How HEB Helped Texas During Winter Storm

Texans Needed Food and Comfort After a Brutal Storm. As Usual, They Found It at H-E-B.

As state government flounders, has a beloved grocery store chain become “the moral center of Texas”?
AUSTIN, Texas — The past week had been a nightmare. A winter storm, one of the worst to hit Texas in a generation, robbed Lanita Generous of power, heat and water in her home. The food she had stored in her refrigerator and freezer had spoiled. She was down to her final five bottles of water.

“I have never felt so powerless,” Ms. Generous, a copywriter, said.

But on Sunday, as the sun shined and ice thawed in Austin, Ms.
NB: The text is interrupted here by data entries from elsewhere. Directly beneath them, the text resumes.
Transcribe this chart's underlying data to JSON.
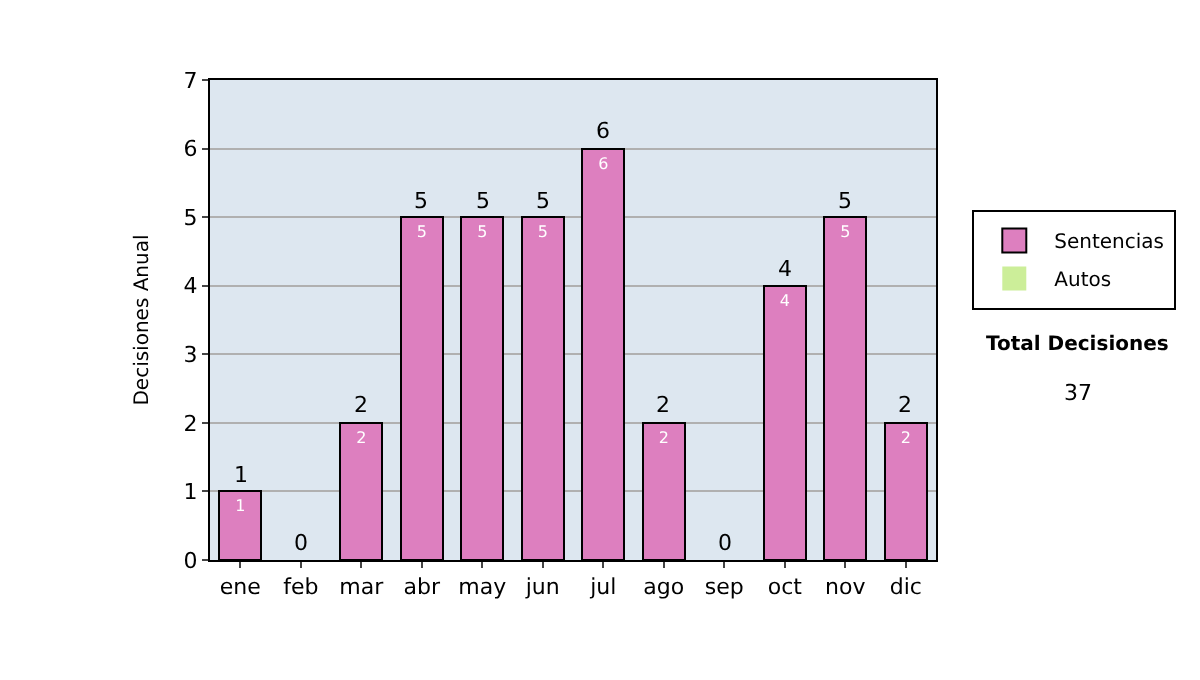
{
  "chart_data": {
    "type": "bar",
    "stacked": true,
    "ylabel": "Decisiones Anual",
    "categories": [
      "ene",
      "feb",
      "mar",
      "abr",
      "may",
      "jun",
      "jul",
      "ago",
      "sep",
      "oct",
      "nov",
      "dic"
    ],
    "series": [
      {
        "name": "Sentencias",
        "color": "#dd7fbf",
        "values": [
          1,
          0,
          2,
          5,
          5,
          5,
          6,
          2,
          0,
          4,
          5,
          2
        ],
        "value_labels": [
          "1",
          null,
          "2",
          "5",
          "5",
          "5",
          "6",
          "2",
          null,
          "4",
          "5",
          "2"
        ]
      },
      {
        "name": "Autos",
        "color": "#ccee99",
        "values": [
          0,
          0,
          0,
          0,
          0,
          0,
          0,
          0,
          0,
          0,
          0,
          0
        ]
      }
    ],
    "totals": [
      "1",
      "0",
      "2",
      "5",
      "5",
      "5",
      "6",
      "2",
      "0",
      "4",
      "5",
      "2"
    ],
    "ylim": [
      0,
      7
    ],
    "yticks": [
      0,
      1,
      2,
      3,
      4,
      5,
      6,
      7
    ],
    "grid": "y",
    "legend": "right",
    "annotations": [
      "Total Decisiones",
      "37"
    ]
  }
}
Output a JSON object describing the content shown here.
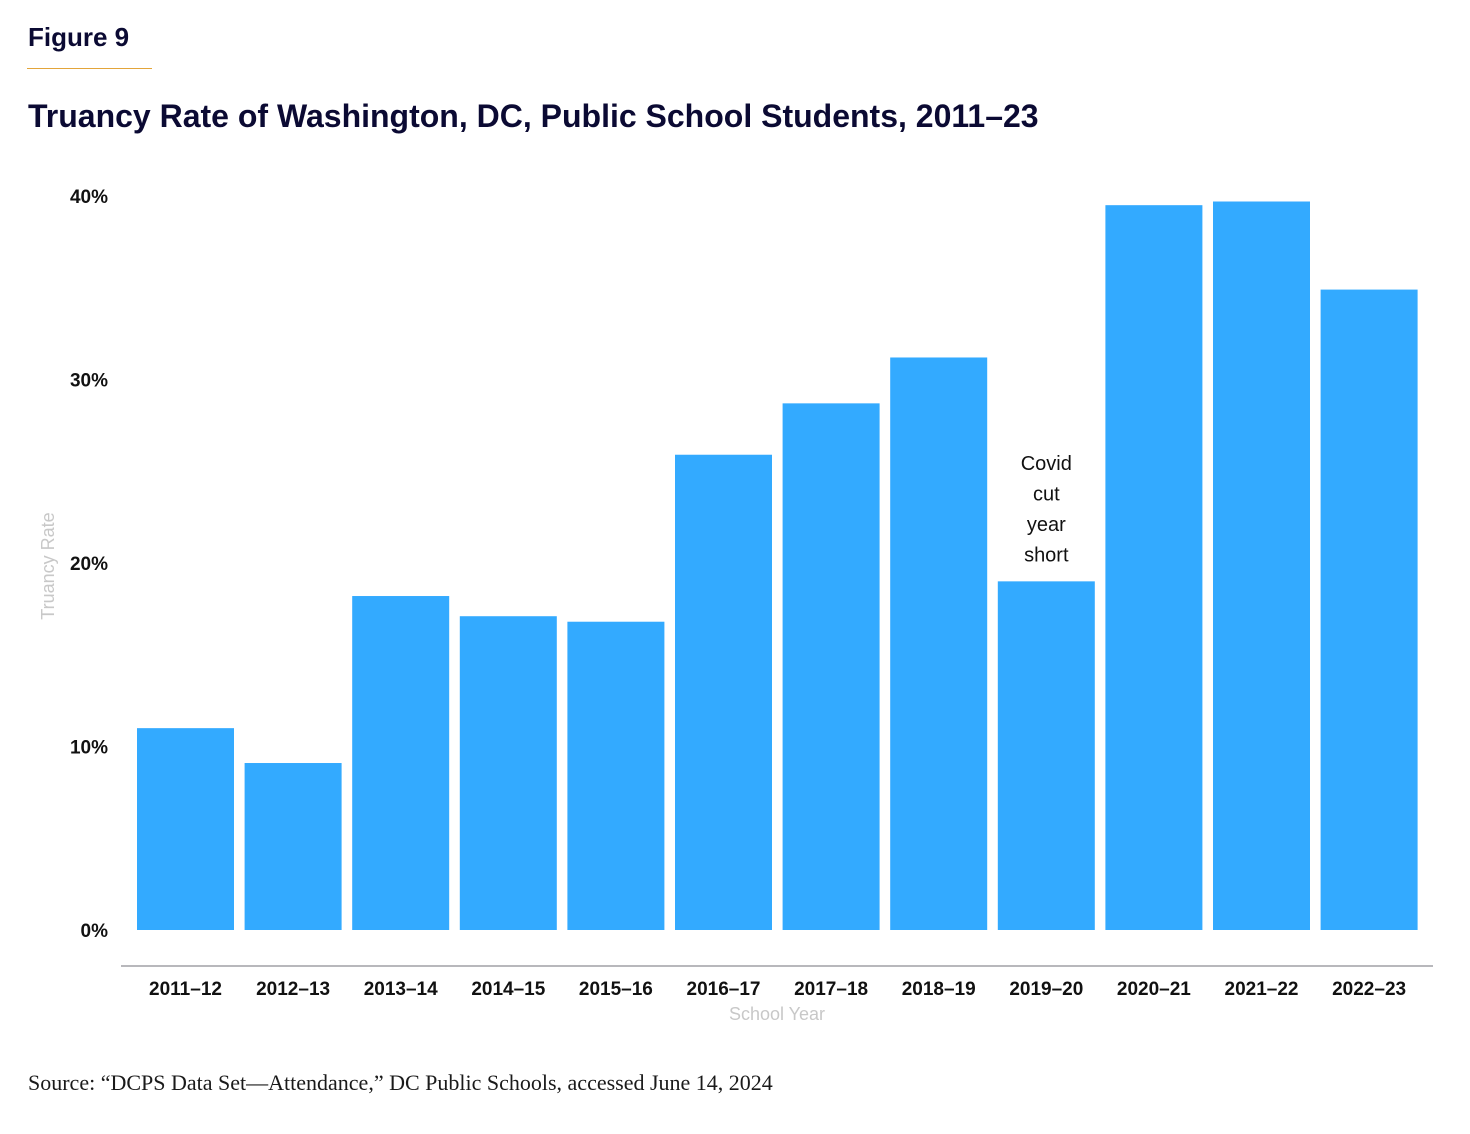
{
  "figure_label": "Figure 9",
  "source": "Source: “DCPS Data Set—Attendance,” DC Public Schools, accessed June 14, 2024",
  "colors": {
    "bar": "#33aaff",
    "heading": "#0b0a33",
    "rule": "#e3a53a",
    "axis_title": "#c8c8c8",
    "baseline": "#b8b8bc"
  },
  "chart_data": {
    "type": "bar",
    "title": "Truancy Rate of Washington, DC, Public School Students, 2011–23",
    "xlabel": "School Year",
    "ylabel": "Truancy Rate",
    "ylim": [
      0,
      40
    ],
    "yticks": [
      0,
      10,
      20,
      30,
      40
    ],
    "ytick_labels": [
      "0%",
      "10%",
      "20%",
      "30%",
      "40%"
    ],
    "grid": false,
    "categories": [
      "2011–12",
      "2012–13",
      "2013–14",
      "2014–15",
      "2015–16",
      "2016–17",
      "2017–18",
      "2018–19",
      "2019–20",
      "2020–21",
      "2021–22",
      "2022–23"
    ],
    "values": [
      11.0,
      9.1,
      18.2,
      17.1,
      16.8,
      25.9,
      28.7,
      31.2,
      19.0,
      39.5,
      39.7,
      34.9
    ],
    "annotations": [
      {
        "category": "2019–20",
        "lines": [
          "Covid",
          "cut",
          "year",
          "short"
        ]
      }
    ]
  }
}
Generous did the same thing as many Texans in urgent need of food, water and a sense of normalcy: She went to H-E-B.

“They’ve been great,” she said, adding with just a touch of hyperbole: “If it hadn’t been for the bread and peanut butter, I would have died in my apartment.”

H-E-B is a grocery store chain. But it is also more than that. People buy T-shirts that say “H-E-B for President,” and they post videos to TikTok declaring their love, like the woman clutching a small bouquet of flowers handed to her by an employee: “I wish I had a boyfriend like H-E-B. Always there. Gives me flowers. Feeds me.”
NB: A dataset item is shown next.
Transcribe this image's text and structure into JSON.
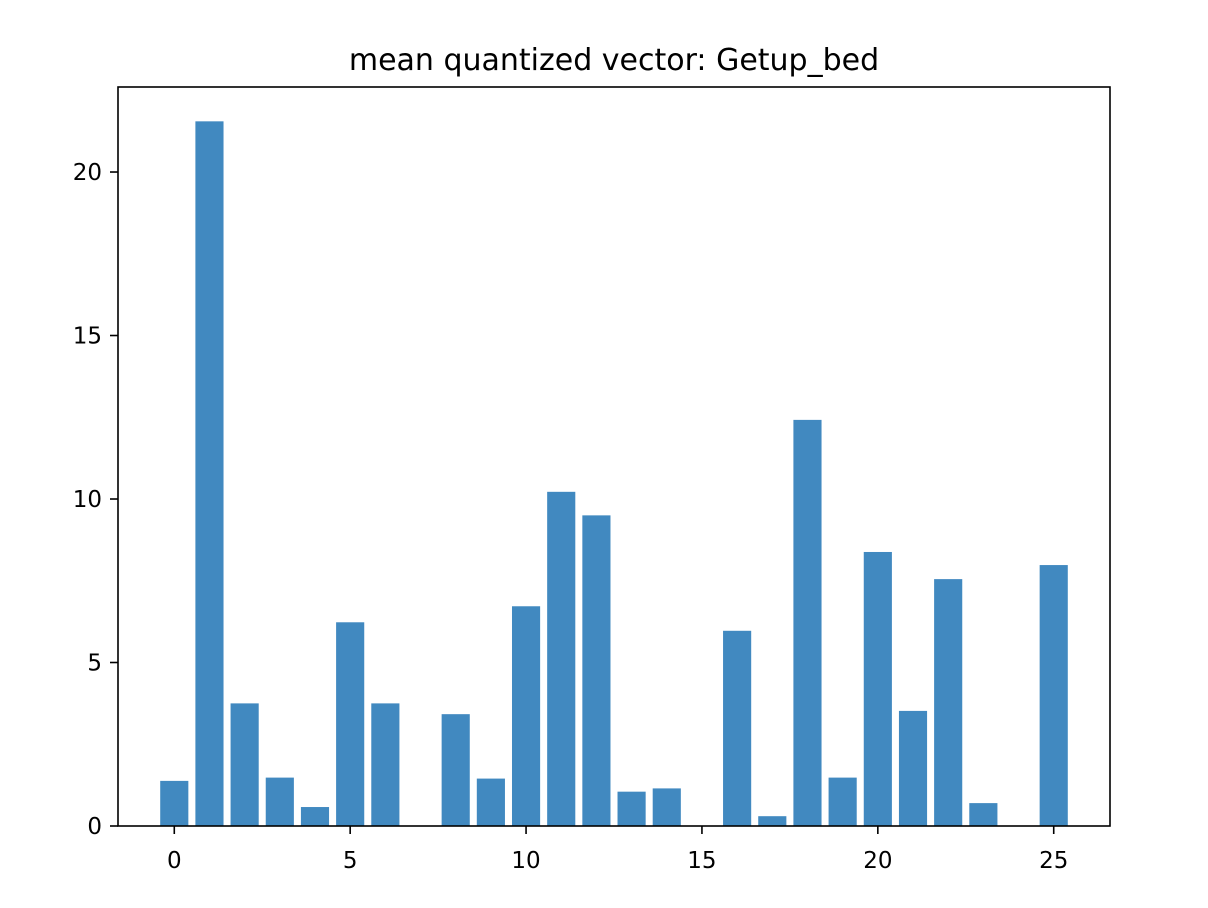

The storm and its devastation have tested a notion of independence that is deeply ingrained in Texas, a sense that Texans and their businesses can handle things on their own without the intrusion of outsiders or the shackles of regulation.

It is an ideology evident in Texas’ decision to have a power grid of its own, one that was 
pushed by the storm to the edge of collapse and was a source of fury as millions were left without electricity during the worst of the frigid conditions.
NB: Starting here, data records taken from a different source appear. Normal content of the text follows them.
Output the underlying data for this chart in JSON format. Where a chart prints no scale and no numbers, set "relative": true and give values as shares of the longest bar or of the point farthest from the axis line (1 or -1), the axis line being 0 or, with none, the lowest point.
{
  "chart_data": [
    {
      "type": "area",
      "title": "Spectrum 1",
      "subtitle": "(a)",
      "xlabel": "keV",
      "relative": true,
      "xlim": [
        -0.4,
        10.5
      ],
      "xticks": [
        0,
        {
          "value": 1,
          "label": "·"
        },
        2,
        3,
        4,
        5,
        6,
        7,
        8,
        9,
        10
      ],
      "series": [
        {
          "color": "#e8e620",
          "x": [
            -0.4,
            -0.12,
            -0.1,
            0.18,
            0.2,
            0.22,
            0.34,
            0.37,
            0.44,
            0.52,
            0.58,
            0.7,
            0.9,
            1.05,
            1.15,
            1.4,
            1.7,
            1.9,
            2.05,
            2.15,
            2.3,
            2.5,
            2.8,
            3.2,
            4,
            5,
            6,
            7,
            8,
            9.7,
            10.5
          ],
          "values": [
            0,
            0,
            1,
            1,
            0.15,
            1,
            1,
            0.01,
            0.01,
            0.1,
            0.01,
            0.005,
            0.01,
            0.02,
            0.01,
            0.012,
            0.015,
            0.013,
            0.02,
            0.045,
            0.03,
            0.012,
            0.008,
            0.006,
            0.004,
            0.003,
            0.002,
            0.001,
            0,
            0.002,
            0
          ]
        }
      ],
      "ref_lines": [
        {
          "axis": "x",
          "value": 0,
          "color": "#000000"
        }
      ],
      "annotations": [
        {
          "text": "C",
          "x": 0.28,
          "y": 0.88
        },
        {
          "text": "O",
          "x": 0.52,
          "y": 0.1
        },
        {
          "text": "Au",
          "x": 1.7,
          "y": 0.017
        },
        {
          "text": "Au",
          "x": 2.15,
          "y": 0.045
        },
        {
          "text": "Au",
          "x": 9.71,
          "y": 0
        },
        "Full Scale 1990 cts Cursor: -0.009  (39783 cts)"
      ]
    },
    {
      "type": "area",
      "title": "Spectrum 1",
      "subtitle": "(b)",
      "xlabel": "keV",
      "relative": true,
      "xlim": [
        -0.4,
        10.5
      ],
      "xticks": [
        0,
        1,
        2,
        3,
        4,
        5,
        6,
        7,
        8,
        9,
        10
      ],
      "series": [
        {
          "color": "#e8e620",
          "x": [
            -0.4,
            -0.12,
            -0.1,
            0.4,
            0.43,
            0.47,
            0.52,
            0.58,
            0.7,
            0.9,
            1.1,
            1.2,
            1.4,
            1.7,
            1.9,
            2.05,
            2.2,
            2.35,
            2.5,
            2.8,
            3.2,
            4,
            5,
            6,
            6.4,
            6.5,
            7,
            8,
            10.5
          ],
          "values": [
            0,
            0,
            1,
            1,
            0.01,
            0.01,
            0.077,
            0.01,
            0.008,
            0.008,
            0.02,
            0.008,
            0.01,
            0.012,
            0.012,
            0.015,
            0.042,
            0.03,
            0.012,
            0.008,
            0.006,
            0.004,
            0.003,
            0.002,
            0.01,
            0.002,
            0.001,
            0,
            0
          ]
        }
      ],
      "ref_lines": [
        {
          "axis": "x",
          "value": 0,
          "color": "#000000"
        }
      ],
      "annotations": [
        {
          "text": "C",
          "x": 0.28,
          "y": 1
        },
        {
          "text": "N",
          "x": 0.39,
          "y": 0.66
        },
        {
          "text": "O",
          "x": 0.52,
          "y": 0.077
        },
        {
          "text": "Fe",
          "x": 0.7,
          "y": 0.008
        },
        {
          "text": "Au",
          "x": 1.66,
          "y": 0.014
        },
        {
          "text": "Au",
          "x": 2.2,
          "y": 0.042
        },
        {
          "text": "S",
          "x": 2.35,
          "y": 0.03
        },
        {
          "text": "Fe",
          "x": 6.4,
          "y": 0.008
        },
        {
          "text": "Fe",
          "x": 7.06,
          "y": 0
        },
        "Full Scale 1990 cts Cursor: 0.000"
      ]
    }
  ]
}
But for many Texans, H-E-B reflected the ways the state’s maverick spirit can flourish: reliable for routine visits but particularly in a time of disaster, and a belief that the family-owned chain — with the vast majority of its more than 340 locations inside state lines — has made a conscious choice to stay rooted to the idea of being a good neighbor.

“It’s like H-E-B is the moral center of Texas,” said Stephen Harrigan, a novelist and journalist who lives in Austin. “There seems to be in our state a lack of real leadership, a lack of real efficiency, on the political level. But on the business level, when it comes to a grocery store, all of those things are in place.”